“Just before you begin, say a prayer.” He says to me. “Do you want to know mine?”
“I pray to let the story come through me. It’s not you that matters- it’s the story. That’s why your audience is there. Get out of the way so the story can come through you.” There is a ball of sun in the room at that moment. Its heat is soft and wraps me in its arms. The furniture is made of wax and leans towards centre. The space between.
“That’s really beautiful.”
I have just said yes again, this time to fly to Chicago to be Rupert Isaacson for 4 days. I said yes thinking I would be doing the riding parts in the workshop he was teaching; did not know I had agreed to intro his film at the first ever Equus Film festival and give his lectures and run the Horse Boy booth at the Festival of the Horse and Drum- AND that I would be going alone. “Good thing you bought my flight before I found out” I say, joking. Half joking. Excitement and terror spinning rounds in my heart.
I leave his house with his spurs in my hand, the right one completely bent out of shape by the warmblood mare who fell on him and broke his leg the day before. This is the reason why I am leaving instead of him.
“I’ll go if I can borrow your spurs.” I say to him. “I want to wear them on the plane.” (I dropped him off at the airport with spurs on his boots the last time he left, and could not believe security in Texas lets you fly with spurs. Rowelled ones too, apparently.)
“Sure.” He says. “Take them. They’re still on my boots.”

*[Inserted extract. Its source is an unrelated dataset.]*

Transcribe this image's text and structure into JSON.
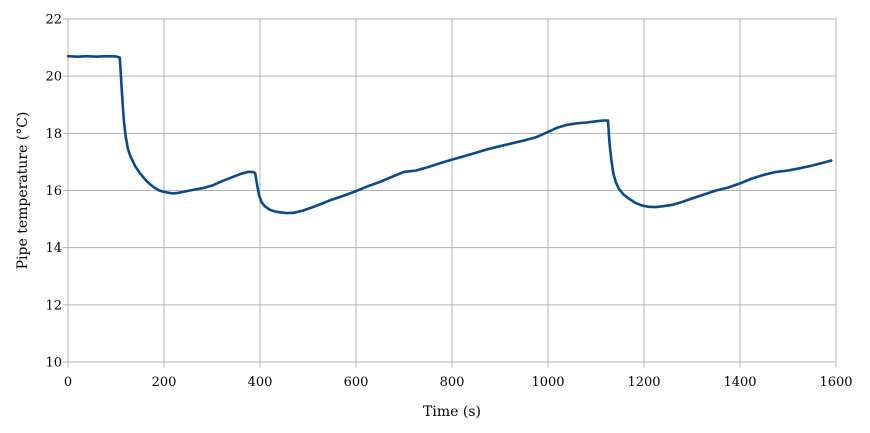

But in the end I don’t wear them, because I’m nervous that something will go wrong and someone will make me take them from me at check-in. The spurs become a talisman; the object of transformation that will make me him, the way a shaman puts on the heavy head of a buffalo in order to become the animal in a way that makes even his bones forsake their species. And I remember suddenly the statue I walked circles around last Sunday at ‘The Oasis’; one lean bronze brave becoming eagle, the other buffalo, each caught at the precise moment of transformation. One world leaning into the next.
“Maybe you’ll meet a boy.” Ru says. “Wear breeches. Then you have a better chance of a handsome Mexican putting you up on a Lusitano Stallion.” This is my life now. Powerpoint on my computer. ‘Live Free, Ride Free’ written across the back of my T-shirt. There have been so many open doors in the last few months and I have moved across the thresholds of them all without thinking. It’s as if I have re-encountered an art installation I once saw in the desert that was made out of old doors all framed together and rigged in such a way that when you closed one door another opened. Except this time all of the ropes have fallen away from the gearboxes and every single door is blown open as wide as it will go, and I’m moving through these open doors, my feet finding their way of their own accord, guided in a way that is precise and generous and of an immensity beyond my comprehension.
The plane lands in Chicago. I grab a shuttle that takes me to the Advantage parking lot to pick up my car. I’m working my way through a to-do list one item at a time; a steady line of travel that will land me at the film screening this evening. I’m not panicking about the screening much, not yet. It’s far away, at the bottom of the list, and I’m not allowed to think about it until I get through all of the items before it. The car the rental place gives me is my own. The same one I left parked in a friend’s driveway in BC. Well, almost: it’s a Toyota Yaris instead of a Suzuki Swift, but the exterior and most of the interior is the same. It feels familiar in a very comfortable way. Like those old jeans you slip on that remember, always, the shape of your legs. I drive the car to the fairgrounds and meet the organizer, Lisa, who gives me the info I need to check in at the hotel. And when I pull into the hotel parking lot and back into a space, I’m struck by the strangest feeling of familiarity. Why does it feel like I’ve done this a million times before? And then it hits me. The last time I was in the parking lot of a hotel it was to pull into a spot and sleep in my car. And the time before that. And the time before that. And the time before that. And the time before… And now I’m in the same car, except that this time the back is filled with two suitcases of merch instead of my bed and guitar and camp stove. I’m about to check into a hotel room for 3 nights, and then go to a film screening and introduce myself as Rupert Isaacson. If you told me I would be doing this a year ago, I would have not believed you. I would have said “Oh yeah, there was that movie…” And then told you to have another drink.
And now, now-
Even the doors behind me are thrown wide open.
“How a life is transformed.” My friend Shannon says to me.
Winds blowing in from all across the world.